Sylvinho tra Gattuso e Mancini:
«E vi svelo il futuro di Messi»

Sylvinho tra Gattuso e Mancini: «E vi svelo il futuro di Messi»
di Bruno Majorano
Lunedì 4 Gennaio 2021, 18:00
4 Minuti di Lettura

Da calciatore ha vinto tutto, e da allenatore sta provando a mettere in pratica tutto quello che ha rubato qua e là nelle sue tante esperienze in campo. Sylvinho ha fatto la sua prima esperienza in panchina come vice di Roberto Mancini all’Inter, dal 2014 al 2016, poi è stato collaboratore di Tite con il Brasile e lo scorso anno ha guidato il Lione fino all’esonero di ottobre. 

E ora?
Ho tanta voglia di mettere in pratica tutto il lavoro e l’esperienza che ho accumulato negli anni. Fortunamente ho giocato in tanti campionati e questa cosa mi ha dato tanto».

Serie A?
«Magari, mi piacerebbe tanto. Ma una cosa è certa: la mia prossima scelta sarà la più importante. Devo scegliere un bel protetto e per questo mi sto facendo seguire dalla Giulianisportsltd che ha occhi aperti sull’Italia e non solo».

A proposito di serie A: che idea si sta facendo di questo campionato?
«Da sempre quello italiano è un campionato difficile e in questo momento è ancora più aperto e combattuto. Pioli è un grande allenatore e con un fuoriclasse come Ibra non mi stupisce che il Milan sia lassù».

E il Napoli?
«Gattuso sta facendo un lavoro molto interessante. Ma non mi stupisce, perché lo ricordo già dai tempi del Milan e lo seguivo. Mi piacevano i suoi metodi. E poi è un maniaco dell’organizzazione di squadra: si vede la sua personalità nella squadra. Da calciatore abbiamo giocato contro in Champions ed era uno tosto. Ma per me Napoli vuol dire anche ricordi del passato».

Davvero?
«Da ragazzino guardavo tantissimo le partite della squadra di Maradona perché con lui c’erano due brasiliani come Alemao e Careca che mi piacevano tantissimo».
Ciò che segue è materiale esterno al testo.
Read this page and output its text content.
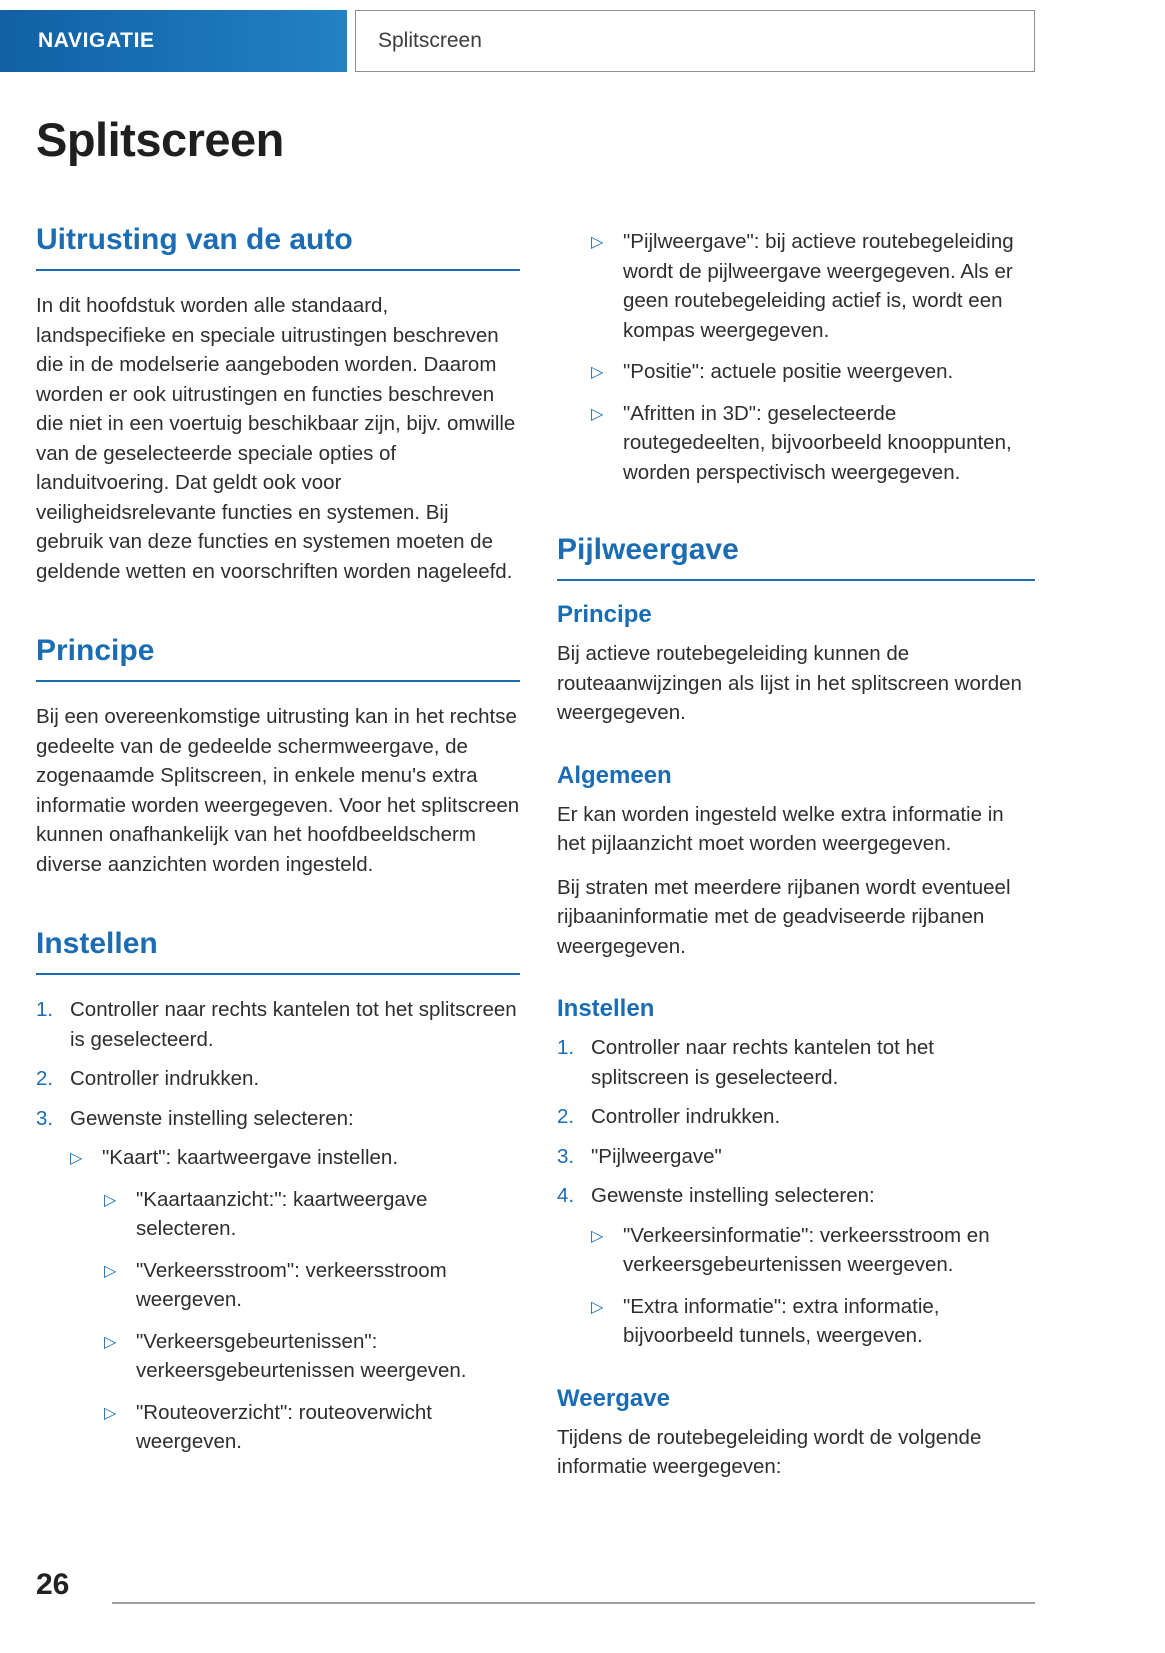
NAVIGATIE	Splitscreen
Splitscreen
Uitrusting van de auto

In dit hoofdstuk worden alle standaard, landspecifieke en speciale uitrustingen beschreven die in de modelserie aangeboden worden. Daarom worden er ook uitrustingen en functies beschreven die niet in een voertuig beschikbaar zijn, bijv. omwille van de geselecteerde speciale opties of landuitvoering. Dat geldt ook voor veiligheidsrelevante functies en systemen. Bij gebruik van deze functies en systemen moeten de geldende wetten en voorschriften worden nageleefd.

Principe

Bij een overeenkomstige uitrusting kan in het rechtse gedeelte van de gedeelde schermweergave, de zogenaamde Splitscreen, in enkele menu's extra informatie worden weergegeven. Voor het splitscreen kunnen onafhankelijk van het hoofdbeeldscherm diverse aanzichten worden ingesteld.

Instellen
1. Controller naar rechts kantelen tot het splitscreen is geselecteerd.
2. Controller indrukken.
3. Gewenste instelling selecteren:
▷ "Kaart": kaartweergave instellen.
▷ "Kaartaanzicht:": kaartweergave selecteren.
▷ "Verkeersstroom": verkeersstroom weergeven.
▷ "Verkeersgebeurtenissen": verkeersgebeurtenissen weergeven.
▷ "Routeoverzicht": routeoverwicht weergeven.
▷ "Pijlweergave": bij actieve routebegeleiding wordt de pijlweergave weergegeven. Als er geen routebegeleiding actief is, wordt een kompas weergegeven.
▷ "Positie": actuele positie weergeven.
▷ "Afritten in 3D": geselecteerde routegedeelten, bijvoorbeeld knooppunten, worden perspectivisch weergegeven.
Pijlweergave
Principe

Bij actieve routebegeleiding kunnen de routeaanwijzingen als lijst in het splitscreen worden weergegeven.

Algemeen

Er kan worden ingesteld welke extra informatie in het pijlaanzicht moet worden weergegeven.

Bij straten met meerdere rijbanen wordt eventueel rijbaaninformatie met de geadviseerde rijbanen weergegeven.

Instellen
1. Controller naar rechts kantelen tot het splitscreen is geselecteerd.
2. Controller indrukken.
3. "Pijlweergave"
4. Gewenste instelling selecteren:
▷ "Verkeersinformatie": verkeersstroom en verkeersgebeurtenissen weergeven.
▷ "Extra informatie": extra informatie, bijvoorbeeld tunnels, weergeven.
Weergave

Tijdens de routebegeleiding wordt de volgende informatie weergegeven:

26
Poi il Napoli è stato sulla sua strada da allenatore, quando era all’Inter con Mancini...
«La nostra era un’altra Inter rispetto a oggi: eravamo in ricostruzione. Eppure per 12-13 giornate siamo stati in testa, poi la Juve era troppo più forte e ci ha ripreso. L’unica che sembrava potesse tenere testa ai bianconeri era il Napoli che stava sempre lì a combattere per il titolo.  Con Sarri la squadra girava alla grande, giocavano a due tocchi e con Jorginho in mezzo al campo erano infermabili».

A proposito di Mancini: oggi come lo vede sulla panchina della Nazionale?
«Roberto è un vincente.

L’ho pensato fin dal primo giorno in cui l’ho avuto come allenatore al Manchester City. Ha una personalità molto forte, ma allo stesso tempo è tranquillo. Sono contento che la gente in Italia lo stia davvero apprezzando».

La sua qualità migliore?
«È un grandissimo gestore del gruppo. Caratterialmente è fortissimo e poi capisce molto bene gli umori dei calciatori. È tranquillo e crea una grande empatia con i suoi ragazzi».

Rispetto a quando era con lei in panchina lo vede diverso? 
«Sta attraversando un momento incredibile e infatti è più tranquillo e più sereno. Prima non era così. Ha pedalato tanto e ha vinto tanto. Sta vivendo un periodo brillante». 

Ha giocato per tanti anni con Messi al Barcellona: si è fatto un’idea sul suo futuro?
«Premessa: Messi è sempre stato un po’ introverso, quindi riuscire a capire quello che pensa è quasi più difficile di provare a togliergli il pallone. Fino a due anni fa sembrava impossibile immaginarlo fuori da Barcellona, mentre ora è davvero imprevedibile quello che farà. Penso che i prossimi mesi saranno decisivi».

In campo cosa vuol dire allenarsi con Messi?
«Impressiona la facilità che ha di vedere la porta da qualunque parte del campo. Ricordo che quando aveva 16 anni giocavamo 4 contro 4 in allenamento a campo ridotto e lui era capace di segnare 8-9 gol in pochissimi minuti. Dribbling secco e tiro in porta. Non vedevo qualcosa di così affascinante dai tempi di Ronaldinho. Per Leo tutto diventa molto semplice. E poi ha una testa incredibile: vuole caricarsi sempre la responsabilità della squadra sulle proprie spalle».

Se dovesse paragonare qualcuno a Messi?
«Senza dubbio Ibra. L’ho sempre avuto come avversario, ma ho notato subito quanto fosse un campione assoluto. Ha due cose in testa: segnare e vincere. Il resto non conta».